10 things the Bar Council did in June 2017

18 July 2017

What is it the Bar Council does? Here's a glimpse of just some of the work we have done in June 2017.

1. The Bar Council published the third edition of The Brexit Papers, a plain-English analysis of the big legal issues around Brexit. This edition, building on previous editions produced by the Bar Council's Brexit Working Group, contains new chapters covering a range of areas, including agriculture, acquired rights, environmental law, public procurement, dispute resolution, CJEU jurisprudence and fisheries.

 

2. The Bar Council invited the adoption of a new Court Sitting Hours Protocol in response to an increasing tendency for cases to be listed early or late in the court day without reference to the majority of court users, particularly in the criminal and family courts. This has widespread implications for the professional practices of barristers, as well as their ability to manage appropriately their professional duties, own wellbeing, and any caring and personal commitments that they may have.

 

3. Criminal law barrister Richard Atkins QC was named as next year's Vice-Chair of the Bar, the body that represents all 16,000 barristers in England & Wales. 

 

4. The work of the Bar Council's Ethical Enquiries Service was laid bare by a new, short, behind-the-scenes film at the work of the service, which gives assistance to barristers to help them to identify, interpret and comply with their professional obligations under the BSB Handbook and receives some 6,000 enquiries from barristers a year.

 

5. Andrew Langdon QC warned that Government plans to roll out online pleas, outlined in the Queen's Speech, risked down-playing potentially serious consequences for defendants. He said: "Inviting defendants to use an online procedure to indicate a plea risks trivialising potentially serious consequences for those accused of committing offences."

 

6. The Bar Council formally welcomed the appointment of a new Lord Chancellor and Secretary of State for Justice, David Lidington MP. At the Lord Chancellor's swearing in ceremony, Andrew Langdon QC, Chair of the Bar, delivered a speech, stressing the importance of an independent judiciary.

 

7. The winners of the first Bar Council Employed Barristers' Aw ards were announced following a packed out awards dinner at the Tower of London. Tickets for the awards were sold out as barristers from a range of sectors, including government, commerce and the armed forces turned out to find out the winners of the awards. More than 50 nominations were submitted for the six categories. 

 

8.  New research, commissioned by the Bar Council and undertaken by the Universities of Cardiff and Bristol showed that the bulk of work undertaken by paid McKenzie Friends is delivered outside court, with very few seeking actively to represent their litigant in person clients in the court room. Chair of the Bar, Andrew Langdon QC, and Chair of the Family Law Bar Association (FLBA), Philip Marshall QC, met with the President of the Family Division (Sir James Munby) to discuss the findings of the report.
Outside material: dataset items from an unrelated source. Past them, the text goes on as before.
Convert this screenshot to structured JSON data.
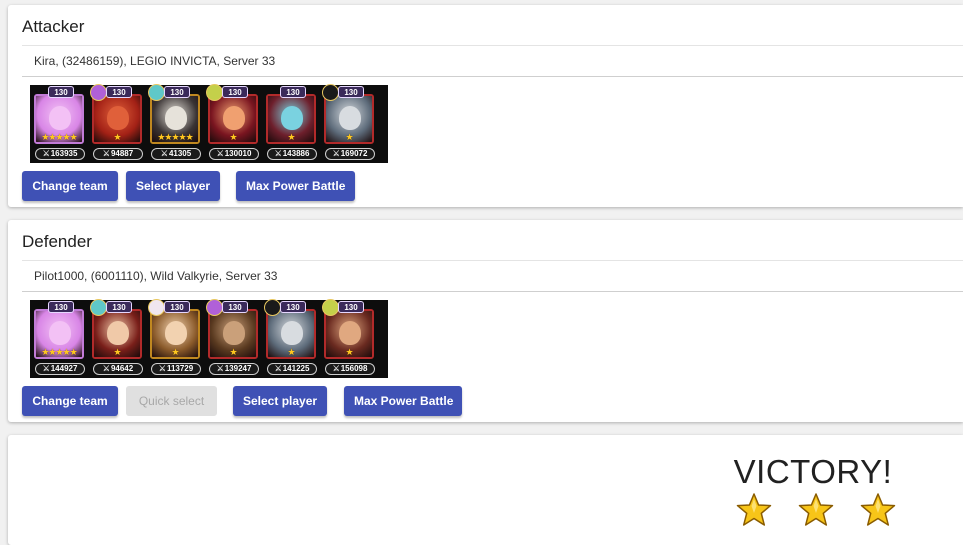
{
  "attacker": {
    "title": "Attacker",
    "player": "Kira, (32486159), LEGIO INVICTA, Server 33",
    "heroes": [
      {
        "level": "130",
        "stars": "★★★★★",
        "power": "163935",
        "frame": "purple",
        "skin": "#d885e6",
        "face": "#f3c1f5",
        "pet": null
      },
      {
        "level": "130",
        "stars": "★",
        "power": "94887",
        "frame": "red",
        "skin": "#a32116",
        "face": "#e0603a",
        "pet": "#b060d8"
      },
      {
        "level": "130",
        "stars": "★★★★★",
        "power": "41305",
        "frame": "gold",
        "skin": "#3a3434",
        "face": "#e6e2da",
        "pet": "#5fc8c8"
      },
      {
        "level": "130",
        "stars": "★",
        "power": "130010",
        "frame": "red",
        "skin": "#7a1520",
        "face": "#f0a070",
        "pet": "#c4d04a"
      },
      {
        "level": "130",
        "stars": "★",
        "power": "143886",
        "frame": "red",
        "skin": "#6e1f2c",
        "face": "#7ad2e0",
        "pet": null
      },
      {
        "level": "130",
        "stars": "★",
        "power": "169072",
        "frame": "red",
        "skin": "#5d6b7a",
        "face": "#d8dce0",
        "pet": "#1a1a1a"
      }
    ],
    "buttons": {
      "change_team": "Change team",
      "select_player": "Select player",
      "max_power": "Max Power Battle"
    }
  },
  "defender": {
    "title": "Defender",
    "player": "Pilot1000, (6001110), Wild Valkyrie, Server 33",
    "heroes": [
      {
        "level": "130",
        "stars": "★★★★★",
        "power": "144927",
        "frame": "purple",
        "skin": "#d885e6",
        "face": "#f3c1f5",
        "pet": null
      },
      {
        "level": "130",
        "stars": "★",
        "power": "94642",
        "frame": "red",
        "skin": "#7a1f1a",
        "face": "#f0c9a8",
        "pet": "#5fc8c8"
      },
      {
        "level": "130",
        "stars": "★",
        "power": "113729",
        "frame": "gold",
        "skin": "#8a5a2a",
        "face": "#f2d2b0",
        "pet": "#f0e6ef"
      },
      {
        "level": "130",
        "stars": "★",
        "power": "139247",
        "frame": "red",
        "skin": "#5a3a20",
        "face": "#caa07a",
        "pet": "#b060d8"
      },
      {
        "level": "130",
        "stars": "★",
        "power": "141225",
        "frame": "red",
        "skin": "#5d6b7a",
        "face": "#d8dce0",
        "pet": "#1a1a1a"
      },
      {
        "level": "130",
        "stars": "★",
        "power": "156098",
        "frame": "red",
        "skin": "#6a2a20",
        "face": "#e0a880",
        "pet": "#c4d04a"
      }
    ],
    "buttons": {
      "change_team": "Change team",
      "quick_select": "Quick select",
      "select_player": "Select player",
      "max_power": "Max Power Battle"
    }
  },
  "result": {
    "text": "VICTORY!",
    "stars": 3,
    "star_color": "#f7c518"
  },
  "colors": {
    "primary": "#3f51b5",
    "disabled": "#e0e0e0",
    "background": "#f1f1f1"
  }
}
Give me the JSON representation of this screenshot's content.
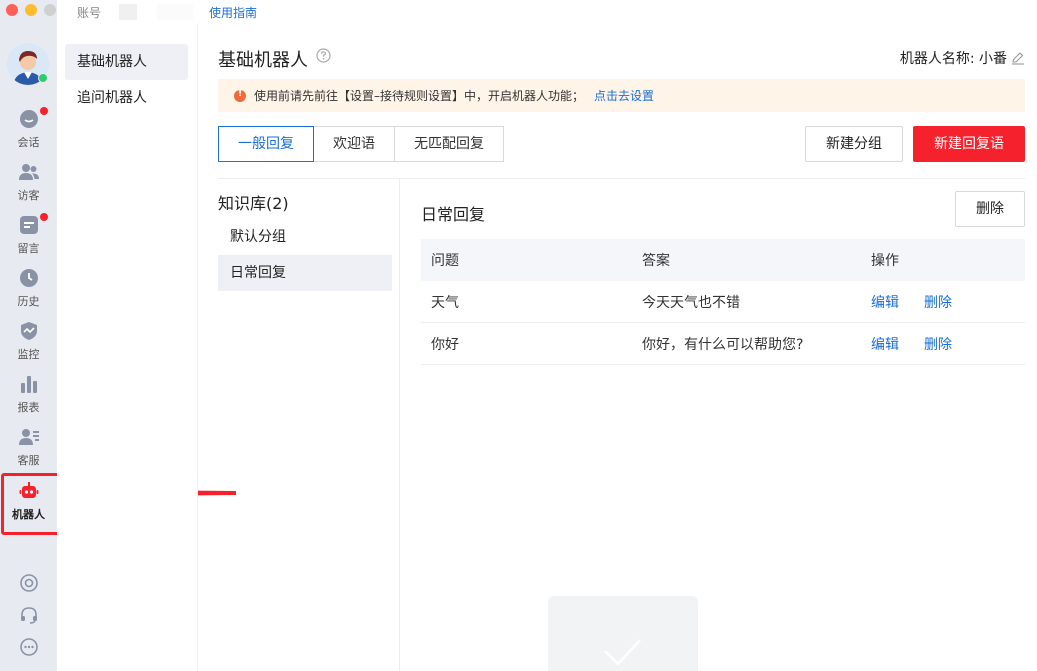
{
  "window": {
    "controls": [
      {
        "name": "close",
        "color": "#fe5f57"
      },
      {
        "name": "minimize",
        "color": "#febc2e"
      },
      {
        "name": "zoom",
        "color": "#d0d0d0"
      }
    ]
  },
  "topbar": {
    "account_label": "账号",
    "guide_link": "使用指南"
  },
  "rail": {
    "items": [
      {
        "label": "会话",
        "icon": "chat-icon",
        "badge": true
      },
      {
        "label": "访客",
        "icon": "visitors-icon",
        "badge": false
      },
      {
        "label": "留言",
        "icon": "message-icon",
        "badge": true
      },
      {
        "label": "历史",
        "icon": "history-icon",
        "badge": false
      },
      {
        "label": "监控",
        "icon": "monitor-icon",
        "badge": false
      },
      {
        "label": "报表",
        "icon": "report-icon",
        "badge": false
      },
      {
        "label": "客服",
        "icon": "agent-icon",
        "badge": false
      },
      {
        "label": "机器人",
        "icon": "robot-icon",
        "badge": false,
        "active": true
      }
    ],
    "accent": "#f5222d"
  },
  "subnav": {
    "items": [
      {
        "label": "基础机器人",
        "active": true
      },
      {
        "label": "追问机器人",
        "active": false
      }
    ]
  },
  "main": {
    "title": "基础机器人",
    "robot_name_label": "机器人名称: 小番",
    "notice": {
      "text": "使用前请先前往【设置–接待规则设置】中，开启机器人功能；",
      "link": "点击去设置"
    },
    "tabs": [
      {
        "label": "一般回复",
        "active": true
      },
      {
        "label": "欢迎语",
        "active": false
      },
      {
        "label": "无匹配回复",
        "active": false
      }
    ],
    "new_group_label": "新建分组",
    "new_reply_label": "新建回复语"
  },
  "knowledge_base": {
    "title": "知识库(2)",
    "groups": [
      {
        "label": "默认分组",
        "active": false
      },
      {
        "label": "日常回复",
        "active": true
      }
    ]
  },
  "detail": {
    "title": "日常回复",
    "delete_label": "删除",
    "columns": [
      "问题",
      "答案",
      "操作"
    ],
    "rows": [
      {
        "question": "天气",
        "answer": "今天天气也不错",
        "edit": "编辑",
        "delete": "删除"
      },
      {
        "question": "你好",
        "answer": "你好，有什么可以帮助您?",
        "edit": "编辑",
        "delete": "删除"
      }
    ]
  },
  "colors": {
    "primary": "#1a6fd8",
    "danger": "#f5222d",
    "rail_bg": "#e8eaf1",
    "notice_bg": "#fef4e8"
  }
}
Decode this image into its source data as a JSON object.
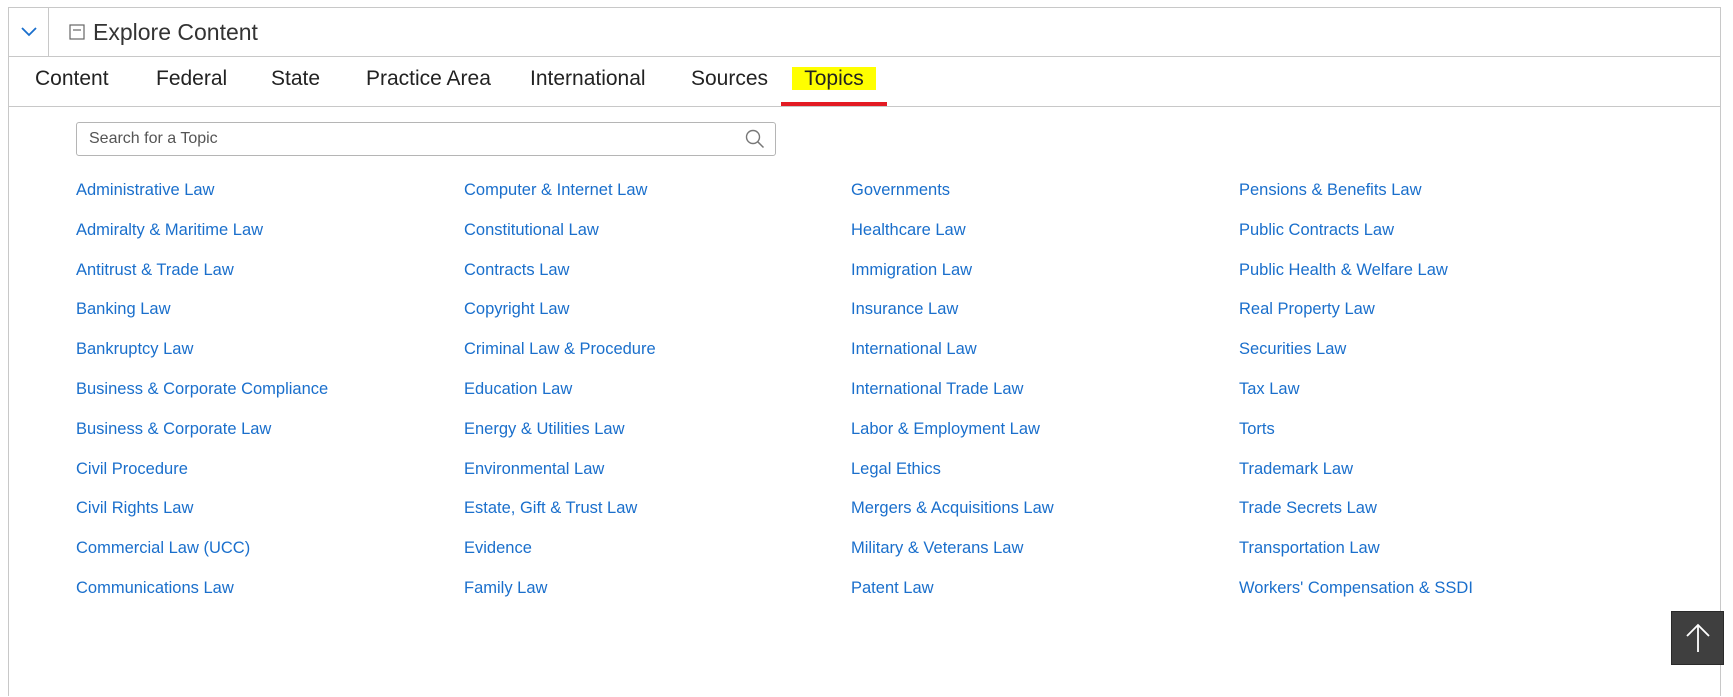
{
  "header": {
    "title": "Explore Content",
    "toggle_icon": "chevron-down-icon",
    "title_icon": "collapse-box-icon"
  },
  "tabs": [
    {
      "label": "Content"
    },
    {
      "label": "Federal"
    },
    {
      "label": "State"
    },
    {
      "label": "Practice Area"
    },
    {
      "label": "International"
    },
    {
      "label": "Sources"
    },
    {
      "label": "Topics",
      "active": true
    }
  ],
  "search": {
    "placeholder": "Search for a Topic",
    "value": ""
  },
  "topics": [
    [
      "Administrative Law",
      "Admiralty & Maritime Law",
      "Antitrust & Trade Law",
      "Banking Law",
      "Bankruptcy Law",
      "Business & Corporate Compliance",
      "Business & Corporate Law",
      "Civil Procedure",
      "Civil Rights Law",
      "Commercial Law (UCC)",
      "Communications Law"
    ],
    [
      "Computer & Internet Law",
      "Constitutional Law",
      "Contracts Law",
      "Copyright Law",
      "Criminal Law & Procedure",
      "Education Law",
      "Energy & Utilities Law",
      "Environmental Law",
      "Estate, Gift & Trust Law",
      "Evidence",
      "Family Law"
    ],
    [
      "Governments",
      "Healthcare Law",
      "Immigration Law",
      "Insurance Law",
      "International Law",
      "International Trade Law",
      "Labor & Employment Law",
      "Legal Ethics",
      "Mergers & Acquisitions Law",
      "Military & Veterans Law",
      "Patent Law"
    ],
    [
      "Pensions & Benefits Law",
      "Public Contracts Law",
      "Public Health & Welfare Law",
      "Real Property Law",
      "Securities Law",
      "Tax Law",
      "Torts",
      "Trademark Law",
      "Trade Secrets Law",
      "Transportation Law",
      "Workers' Compensation & SSDI"
    ]
  ],
  "colors": {
    "link": "#1a6fcc",
    "active_tab_underline": "#e31b23",
    "active_tab_highlight": "#ffff00",
    "back_to_top_bg": "#3f3f3f"
  },
  "back_to_top": {
    "icon": "arrow-up-icon"
  }
}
The Bar Council said that the risks of McKenzie Friends being able to seek payment for representing their clients in court, despite being unqualified and offering no disciplinary process and no requirement to have insurance, are considerable so vulnerable clients have little protection and that the practice should be "nipped in the bud."

 

9. Chair of the Bar, Andrew Langdon QC, led a Bar Council trade mission with members of the Bar to Brazil. He also participated in the High Commissioners' Roundtable, the Four Bar Leaders' meeting in Belfast and gave the keynote speech at the first Wellness at the Bar Conference held at Inner Temple.

 

10. The Rt Hon Sir Keir Starmer, KCB QC MP and Professor Richard Susskind OBE were the latest speakers confirmed for this year's Annual Bar & Young Bar Conference.